Broadcast Operations Group is an Australian media company, operating radio stations across various centres across regional New South Wales and Queensland, Australia. Branded as the Super Radio Network, stations carry one of two formats – a news talk and classic hits format based at 2SM Sydney; and a hot adult contemporary format based at New FM Newcastle.

In June 2019, the Group acquired 2BS and B-Rock FM in Bathurst from local proprietors Ron and Stephanie Camplin. 2BS immediately replaced its broadcast of The Ray Hadley Morning Show with The John Laws Show, syndicated from 2SM.

Radio stations
As of , Broadcast Operations Group operates 42 radio stations. 22 of these stations form their AM network, mostly broadcast on AM radio and featuring local news, music and syndicated talkback programming.
 2AD 1134 Armidale
 2BH 567 Broken Hill
 2BS 95.1 Bathurst
 2DU 1251 Dubbo
 2EL 1089 Orange
 2GF 1206 Grafton
 2HC 639 Coffs Harbour (also on 100.5 FM)
 2HD 1143 Newcastle
 2LF 1350 Young
 2LM 900 Lismore
 2MG 1449 Mudgee
 2MO 1080 Gunnedah
 2NZ 1188 Inverell
 2PK 1404 Parkes
 2RE 1557 Taree
 2SM 1269 Sydney
 2TM 1287 Tamworth
 2VM 1530 Moree
 4GY 558 Gympie
 4WK 963 Warwick
 Radio 531/FM 93.5 Kempsey
 Radio 97/FM 104.1 Murwillumbah

A further 17 stations form the FM network, broadcast mainly on FM radio with adult contemporary music and syndicated programming:
 4AK 1242 Oakey
 B-Rock FM 99.3 Bathurst
 FM92.9 Tamworth
 FM100.3 Armidale
 FM104.7 Grafton
 Gem FM 95.1 Inverell
 Hill FM 96.5 Broken Hill
 Max FM 107.3 Taree
 New FM 105.3 Newcastle
 Now FM 98.3 Moree
 Real FM 93.1 Mudgee
 Roccy FM 93.9 Young
 The Rok FM 95.5 Parkes
 Triple G 97.5 Gunnedah
 Zoo FM 92.7 Dubbo
 ZZZ FM 100.9 Lismore

In addition, the Group broadcasts four stations on DAB+ digital radio in Sydney, alongside simulcasting 2SM:
 Fun Super Digi, playing classic hits music
 Dance Super Digi, playing 1990s and 2000s dance music
 Gorilla Radio, playing electronic dance music
 Zoo Super Digi, playing adult contemporary music

Controversy

Senate Inquiry
The BOG was cited in several instances during a Senate Inquiry into Regional Radio. There had been concerns raised as to loss of localism due to networking of radio stations.

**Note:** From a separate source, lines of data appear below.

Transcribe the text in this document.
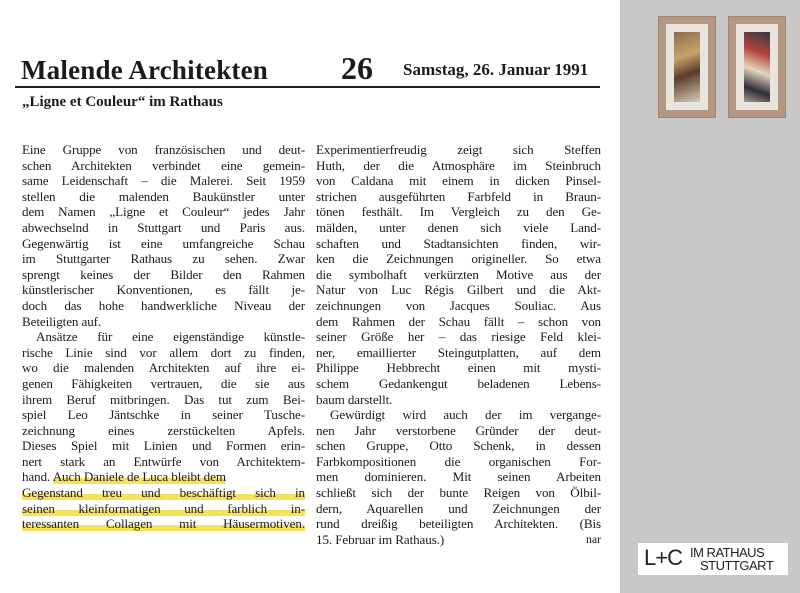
Malende Architekten 26 Samstag, 26. Januar 1991
„Ligne et Couleur“ im Rathaus
Eine Gruppe von französischen und deut-
schen Architekten verbindet eine gemein-
same Leidenschaft – die Malerei. Seit 1959
stellen die malenden Baukünstler unter
dem Namen „Ligne et Couleur“ jedes Jahr
abwechselnd in Stuttgart und Paris aus.
Gegenwärtig ist eine umfangreiche Schau
im Stuttgarter Rathaus zu sehen. Zwar
sprengt keines der Bilder den Rahmen
künstlerischer Konventionen, es fällt je-
doch das hohe handwerkliche Niveau der
Beteiligten auf.
Ansätze für eine eigenständige künstle-
rische Linie sind vor allem dort zu finden,
wo die malenden Architekten auf ihre ei-
genen Fähigkeiten vertrauen, die sie aus
ihrem Beruf mitbringen. Das tut zum Bei-
spiel Leo Jäntschke in seiner Tusche-
zeichnung eines zerstückelten Apfels.
Dieses Spiel mit Linien und Formen erin-
nert stark an Entwürfe von Architektem-
hand. Auch Daniele de Luca bleibt dem
Gegenstand treu und beschäftigt sich in
seinen kleinformatigen und farblich in-
teressanten Collagen mit Häusermotiven.
Experimentierfreudig zeigt sich Steffen
Huth, der die Atmosphäre im Steinbruch
von Caldana mit einem in dicken Pinsel-
strichen ausgeführten Farbfeld in Braun-
tönen festhält. Im Vergleich zu den Ge-
mälden, unter denen sich viele Land-
schaften und Stadtansichten finden, wir-
ken die Zeichnungen origineller. So etwa
die symbolhaft verkürzten Motive aus der
Natur von Luc Régis Gilbert und die Akt-
zeichnungen von Jacques Souliac. Aus
dem Rahmen der Schau fällt – schon von
seiner Größe her – das riesige Feld klei-
ner, emaillierter Steingutplatten, auf dem
Philippe Hebbrecht einen mit mysti-
schem Gedankengut beladenen Lebens-
baum darstellt.
Gewürdigt wird auch der im vergange-
nen Jahr verstorbene Gründer der deut-
schen Gruppe, Otto Schenk, in dessen
Farbkompositionen die organischen For-
men dominieren. Mit seinen Arbeiten
schließt sich der bunte Reigen von Ölbil-
dern, Aquarellen und Zeichnungen der
rund dreißig beteiligten Architekten. (Bis
15. Februar im Rathaus.)	nar
L+C IM RATHAUS
STUTTGART
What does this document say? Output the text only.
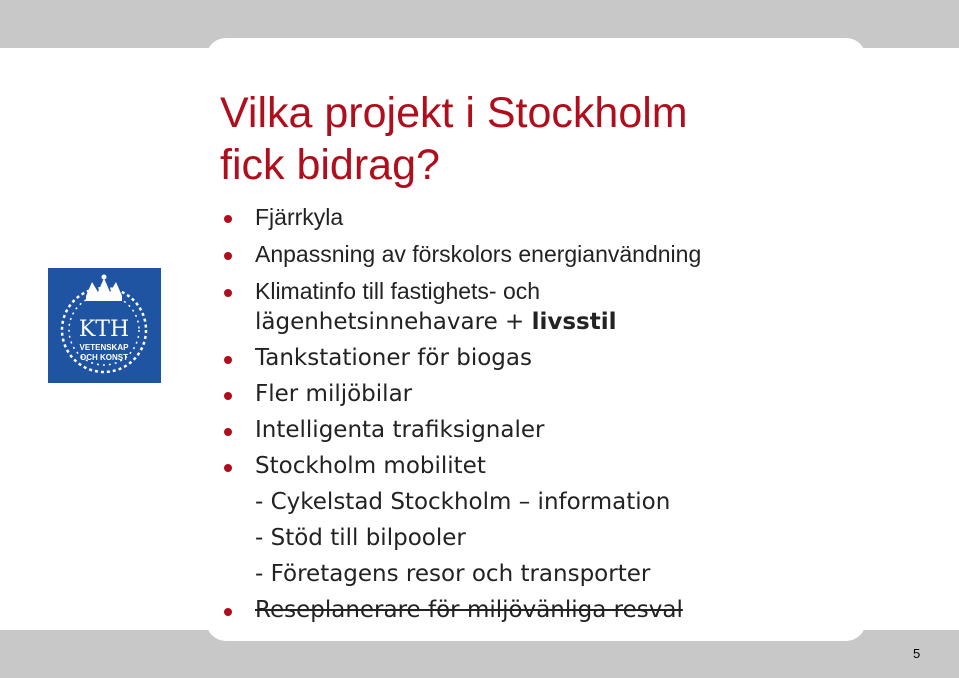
KTH
VETENSKAP
OCH KONST
Vilka projekt i Stockholm
fick bidrag?
Fjärrkyla
Anpassning av förskolors energianvändning
Klimatinfo till fastighets- och
lägenhetsinnehavare + livsstil
Tankstationer för biogas
Fler miljöbilar
Intelligenta trafiksignaler
Stockholm mobilitet
- Cykelstad Stockholm – information
- Stöd till bilpooler
- Företagens resor och transporter
Reseplanerare för miljövänliga resval
5
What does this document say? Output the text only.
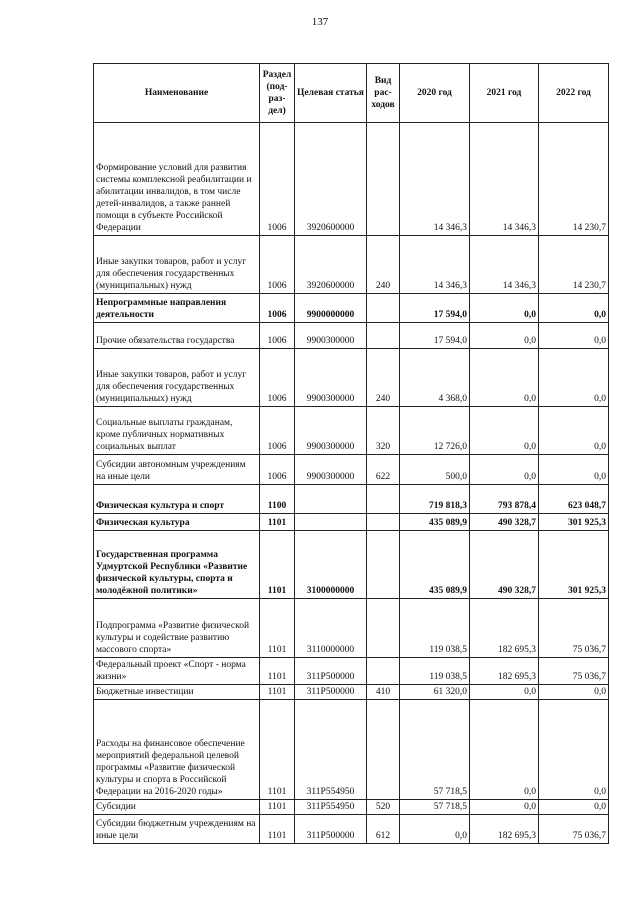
137
Наименование	Раздел (под-раз-дел)	Целевая статья	Вид рас-ходов	2020 год	2021 год	2022 год
Формирование условий для развития системы комплексной реабилитации и абилитации инвалидов, в том числе детей-инвалидов, а также ранней помощи в субъекте Российской Федерации	1006	3920600000		14 346,3	14 346,3	14 230,7
Иные закупки товаров, работ и услуг для обеспечения государственных (муниципальных) нужд	1006	3920600000	240	14 346,3	14 346,3	14 230,7
Непрограммные направления деятельности	1006	9900000000		17 594,0	0,0	0,0
Прочие обязательства государства	1006	9900300000		17 594,0	0,0	0,0
Иные закупки товаров, работ и услуг для обеспечения государственных (муниципальных) нужд	1006	9900300000	240	4 368,0	0,0	0,0
Социальные выплаты гражданам, кроме публичных нормативных социальных выплат	1006	9900300000	320	12 726,0	0,0	0,0
Субсидии автономным учреждениям на иные цели	1006	9900300000	622	500,0	0,0	0,0
Физическая культура и спорт	1100			719 818,3	793 878,4	623 048,7
Физическая культура	1101			435 089,9	490 328,7	301 925,3
Государственная программа Удмуртской Республики «Развитие физической культуры, спорта и молодёжной политики»	1101	3100000000		435 089,9	490 328,7	301 925,3
Подпрограмма «Развитие физической культуры и содействие развитию массового спорта»	1101	3110000000		119 038,5	182 695,3	75 036,7
Федеральный проект «Спорт - норма жизни»	1101	311P500000		119 038,5	182 695,3	75 036,7
Бюджетные инвестиции	1101	311P500000	410	61 320,0	0,0	0,0
Расходы на финансовое обеспечение мероприятий федеральной целевой программы «Развитие физической культуры и спорта в Российской Федерации на 2016-2020 годы»	1101	311P554950		57 718,5	0,0	0,0
Субсидии	1101	311P554950	520	57 718,5	0,0	0,0
Субсидии бюджетным учреждениям на иные цели	1101	311P500000	612	0,0	182 695,3	75 036,7
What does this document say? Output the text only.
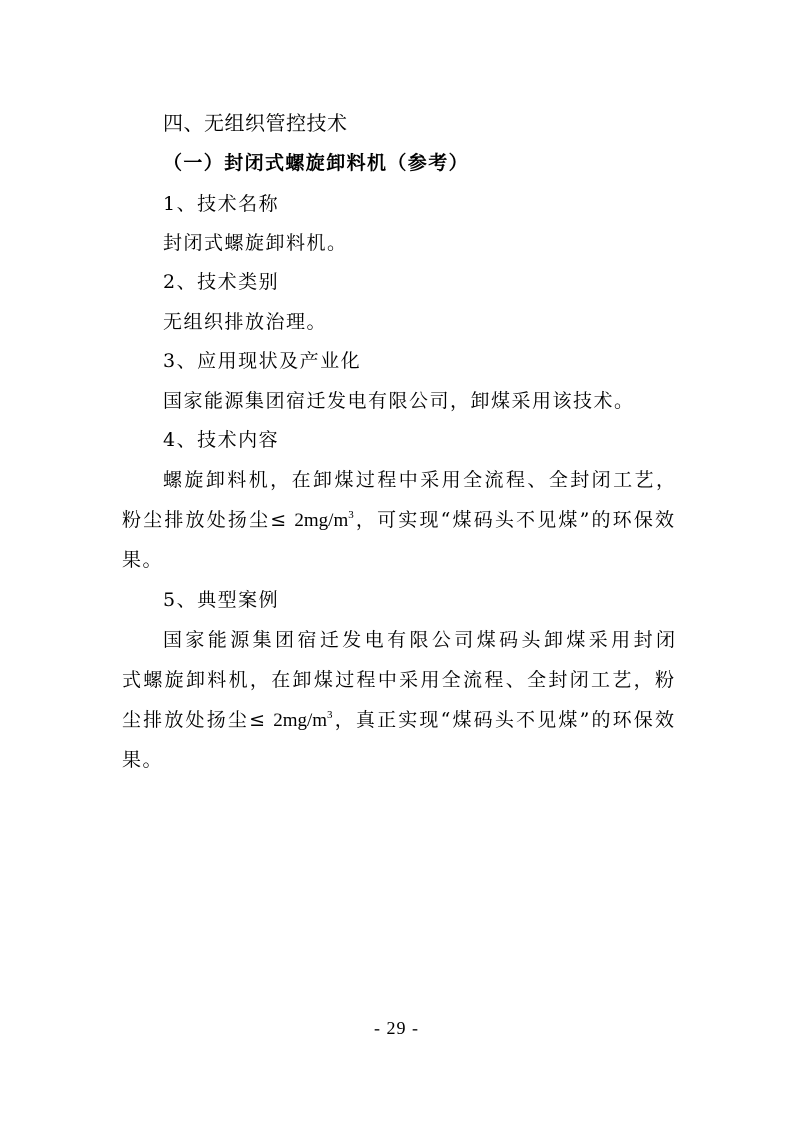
四、无组织管控技术
（一）封闭式螺旋卸料机（参考）
1、技术名称
封闭式螺旋卸料机。
2、技术类别
无组织排放治理。
3、应用现状及产业化
国家能源集团宿迁发电有限公司，卸煤采用该技术。
4、技术内容
螺旋卸料机，在卸煤过程中采用全流程、全封闭工艺，
粉尘排放处扬尘≤ $2mg/m^3$，可实现“煤码头不见煤”的环保效
果。
5、典型案例
国家能源集团宿迁发电有限公司煤码头卸煤采用封闭
式螺旋卸料机，在卸煤过程中采用全流程、全封闭工艺，粉
尘排放处扬尘≤ $2mg/m^3$，真正实现“煤码头不见煤”的环保效
果。
- 29 -
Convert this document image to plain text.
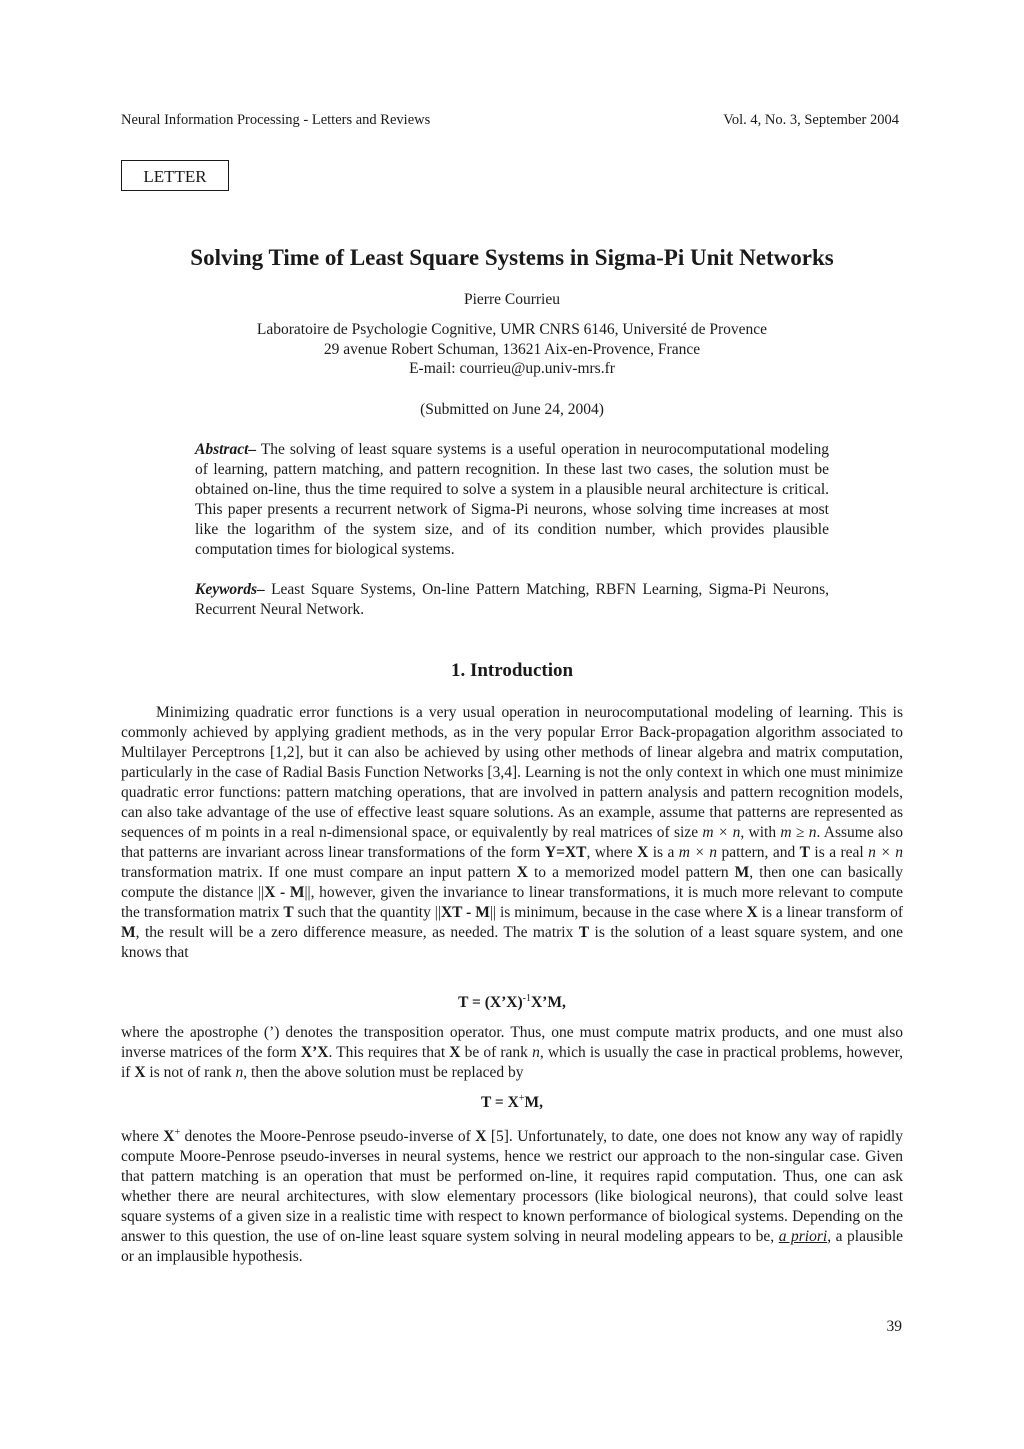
Neural Information Processing - Letters and Reviews	Vol. 4, No. 3, September 2004
LETTER
Solving Time of Least Square Systems in Sigma-Pi Unit Networks
Pierre Courrieu
Laboratoire de Psychologie Cognitive, UMR CNRS 6146, Université de Provence
29 avenue Robert Schuman, 13621 Aix-en-Provence, France
E-mail: courrieu@up.univ-mrs.fr
(Submitted on June 24, 2004)
Abstract– The solving of least square systems is a useful operation in neurocomputational modeling of learning, pattern matching, and pattern recognition. In these last two cases, the solution must be obtained on-line, thus the time required to solve a system in a plausible neural architecture is critical. This paper presents a recurrent network of Sigma-Pi neurons, whose solving time increases at most like the logarithm of the system size, and of its condition number, which provides plausible computation times for biological systems.
Keywords– Least Square Systems, On-line Pattern Matching, RBFN Learning, Sigma-Pi Neurons, Recurrent Neural Network.
1. Introduction
Minimizing quadratic error functions is a very usual operation in neurocomputational modeling of learning. This is commonly achieved by applying gradient methods, as in the very popular Error Back-propagation algorithm associated to Multilayer Perceptrons [1,2], but it can also be achieved by using other methods of linear algebra and matrix computation, particularly in the case of Radial Basis Function Networks [3,4]. Learning is not the only context in which one must minimize quadratic error functions: pattern matching operations, that are involved in pattern analysis and pattern recognition models, can also take advantage of the use of effective least square solutions. As an example, assume that patterns are represented as sequences of m points in a real n-dimensional space, or equivalently by real matrices of size m × n, with m ≥ n. Assume also that patterns are invariant across linear transformations of the form Y=XT, where X is a m × n pattern, and T is a real n × n transformation matrix. If one must compare an input pattern X to a memorized model pattern M, then one can basically compute the distance ||X - M||, however, given the invariance to linear transformations, it is much more relevant to compute the transformation matrix T such that the quantity ||XT - M|| is minimum, because in the case where X is a linear transform of M, the result will be a zero difference measure, as needed. The matrix T is the solution of a least square system, and one knows that
T = (X’X)$^{-1}$X’M,
where the apostrophe (’) denotes the transposition operator. Thus, one must compute matrix products, and one must also inverse matrices of the form X’X. This requires that X be of rank n, which is usually the case in practical problems, however, if X is not of rank n, then the above solution must be replaced by
T = X+M,
where X+ denotes the Moore-Penrose pseudo-inverse of X [5]. Unfortunately, to date, one does not know any way of rapidly compute Moore-Penrose pseudo-inverses in neural systems, hence we restrict our approach to the non-singular case. Given that pattern matching is an operation that must be performed on-line, it requires rapid computation. Thus, one can ask whether there are neural architectures, with slow elementary processors (like biological neurons), that could solve least square systems of a given size in a realistic time with respect to known performance of biological systems. Depending on the answer to this question, the use of on-line least square system solving in neural modeling appears to be, a priori, a plausible or an implausible hypothesis.
39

Bill Caralis was asked to appear several times at various hearings around the country, but never attended.

Local Content
In October 2009, Broadcast Operations Group was named by the ABC's Media Watch program for failing to provide sufficient local content as stipulated by ACMA licence conditions. Media Watch identified three stations; 2HC Coffs Harbour, 2EL Orange and Radio 531 Port Macquarie, which all took the Grant Goldman breakfast show feed out of 2SM in Sydney and failed to meet local content conditions. In response to enquiries by Media Watch, Caralis stated that he believed local news, weather and community announcements played during the Grant Goldman program was sufficient to meet ACMA's licence conditions. As a result, ACMA launched an investigation into the matter. As of November 2009, this investigation was ongoing, however, as of 30 November 2009, the three aforementioned stations commenced broadcasting a three-hour locally produced program from 12 pm weekdays.

Underpayment of staff
Broadcast Operations Group has often been accused of a reluctance to pay experienced staff to cut operating costs.

In September 2009, Broadcast Operations Group was found to have underpaid a journalist and has been ordered to make a $10,000 back payment. The journalist, who was studying communications at a Gold Coast university, worked part-time over a two-year period in the newsroom for Tweed Heads radio station Radio 97 was graded as a cadet. The Fair Work Ombudsman found that the Journalist was performing tasks that would normally be given to a Grade 1, Band 1 journalist under the Commercial Radio Journalists Award.